I wish Facebook had filters like: Ivy League school, frat boy, straight, extremely wealthy, great in bed.. I would check all of them
I need a secretary to manage my drinking schedule.
We ran out of toilet paper the last week, so we just took showers to pee
the party was called freshmen disorientation. i was just following the theme
Being drunk at the hospital is better than i expected. I got to hide and play in the little kids waiting area. Btw no one is hurt
ambylanc
what?
there was an amgbulance. iw ish i was in it.

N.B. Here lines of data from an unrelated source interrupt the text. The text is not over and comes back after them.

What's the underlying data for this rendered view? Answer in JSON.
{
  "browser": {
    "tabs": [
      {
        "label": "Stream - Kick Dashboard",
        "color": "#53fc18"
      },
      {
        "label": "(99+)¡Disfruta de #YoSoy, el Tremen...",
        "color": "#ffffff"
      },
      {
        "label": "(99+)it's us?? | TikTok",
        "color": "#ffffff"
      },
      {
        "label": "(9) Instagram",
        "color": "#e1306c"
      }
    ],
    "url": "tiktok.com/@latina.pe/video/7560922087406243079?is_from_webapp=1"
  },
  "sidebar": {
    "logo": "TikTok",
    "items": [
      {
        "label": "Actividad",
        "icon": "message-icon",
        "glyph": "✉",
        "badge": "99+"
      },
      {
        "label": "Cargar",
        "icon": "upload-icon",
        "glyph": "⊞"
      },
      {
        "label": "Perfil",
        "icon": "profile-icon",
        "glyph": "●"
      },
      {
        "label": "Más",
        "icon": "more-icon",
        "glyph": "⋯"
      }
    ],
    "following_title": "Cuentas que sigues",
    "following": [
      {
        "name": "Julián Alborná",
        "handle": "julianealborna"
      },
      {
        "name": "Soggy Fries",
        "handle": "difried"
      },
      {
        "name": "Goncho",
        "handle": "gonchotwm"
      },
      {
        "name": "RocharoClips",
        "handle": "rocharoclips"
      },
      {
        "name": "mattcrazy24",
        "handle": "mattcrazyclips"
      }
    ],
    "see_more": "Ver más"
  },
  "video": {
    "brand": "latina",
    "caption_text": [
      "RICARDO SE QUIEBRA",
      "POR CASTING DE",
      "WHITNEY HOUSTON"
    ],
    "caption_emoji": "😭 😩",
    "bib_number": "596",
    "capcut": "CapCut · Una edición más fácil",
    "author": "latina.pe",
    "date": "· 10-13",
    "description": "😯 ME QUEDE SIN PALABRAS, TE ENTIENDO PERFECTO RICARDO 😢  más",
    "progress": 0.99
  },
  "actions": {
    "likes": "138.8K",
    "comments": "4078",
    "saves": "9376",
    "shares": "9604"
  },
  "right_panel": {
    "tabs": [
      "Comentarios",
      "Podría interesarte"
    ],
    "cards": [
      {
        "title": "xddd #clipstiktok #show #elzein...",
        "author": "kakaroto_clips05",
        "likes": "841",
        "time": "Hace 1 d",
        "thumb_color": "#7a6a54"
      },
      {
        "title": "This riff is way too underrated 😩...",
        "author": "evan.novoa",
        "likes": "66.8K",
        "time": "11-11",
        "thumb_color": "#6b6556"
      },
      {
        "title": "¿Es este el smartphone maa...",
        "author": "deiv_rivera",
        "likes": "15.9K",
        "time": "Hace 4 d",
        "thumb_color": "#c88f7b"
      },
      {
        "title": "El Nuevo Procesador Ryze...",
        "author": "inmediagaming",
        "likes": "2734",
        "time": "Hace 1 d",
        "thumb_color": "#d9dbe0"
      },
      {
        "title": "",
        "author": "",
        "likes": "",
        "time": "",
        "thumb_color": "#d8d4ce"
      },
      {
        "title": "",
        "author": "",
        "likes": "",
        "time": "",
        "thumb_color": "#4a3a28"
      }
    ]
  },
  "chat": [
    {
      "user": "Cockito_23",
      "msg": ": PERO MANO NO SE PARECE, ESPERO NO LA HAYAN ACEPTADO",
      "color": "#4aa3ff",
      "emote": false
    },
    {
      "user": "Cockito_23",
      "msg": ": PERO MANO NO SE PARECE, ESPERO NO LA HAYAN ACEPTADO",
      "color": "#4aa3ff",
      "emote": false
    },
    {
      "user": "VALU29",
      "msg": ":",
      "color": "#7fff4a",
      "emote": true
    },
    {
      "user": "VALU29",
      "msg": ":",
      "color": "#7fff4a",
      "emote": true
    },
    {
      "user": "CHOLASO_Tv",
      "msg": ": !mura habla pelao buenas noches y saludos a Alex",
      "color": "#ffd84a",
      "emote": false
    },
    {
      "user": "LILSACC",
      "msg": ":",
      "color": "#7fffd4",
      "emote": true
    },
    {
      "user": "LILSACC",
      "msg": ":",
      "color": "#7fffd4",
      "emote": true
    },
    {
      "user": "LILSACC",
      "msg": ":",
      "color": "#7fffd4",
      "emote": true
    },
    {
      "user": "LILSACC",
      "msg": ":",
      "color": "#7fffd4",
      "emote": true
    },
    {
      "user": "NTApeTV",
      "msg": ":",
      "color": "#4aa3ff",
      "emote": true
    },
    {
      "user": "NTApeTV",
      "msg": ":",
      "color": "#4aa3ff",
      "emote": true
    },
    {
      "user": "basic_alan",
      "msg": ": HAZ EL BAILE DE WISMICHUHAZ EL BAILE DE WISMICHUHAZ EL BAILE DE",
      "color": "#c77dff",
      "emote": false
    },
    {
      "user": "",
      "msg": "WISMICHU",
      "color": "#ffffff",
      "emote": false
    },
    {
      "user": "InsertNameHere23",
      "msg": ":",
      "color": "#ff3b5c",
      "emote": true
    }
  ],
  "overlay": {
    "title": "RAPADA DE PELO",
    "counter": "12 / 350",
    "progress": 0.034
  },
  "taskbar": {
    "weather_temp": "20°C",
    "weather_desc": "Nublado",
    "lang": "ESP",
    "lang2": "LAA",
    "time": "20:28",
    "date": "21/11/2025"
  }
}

So burnt out. Like weed hangover. And someone just fell through the ceiling outside of my class. How's your morning going?
Lying on this bed is like lying on love and marshmallows and joy
When I see myself in tank tops and push up bras I seriously wonder why I'm not President.
Also, I saved your name as Everclear last night. No idea why I did that.
I was wondering why he was in my phone as "Cat Guy", he seemed pretty normal. Then when we woke up he was wearing a shirt with a picture of his cat on it. The name stays.
I've never been more scared for my virginity in my life. And I lost my virginity almost 6 years ago.
What's life without a pregnancy scare?
We perfected the quiet ass slap during sex so his roommate wouldn't wake up.
Had to lock my cat in the bathroom so I could masturbate in peace.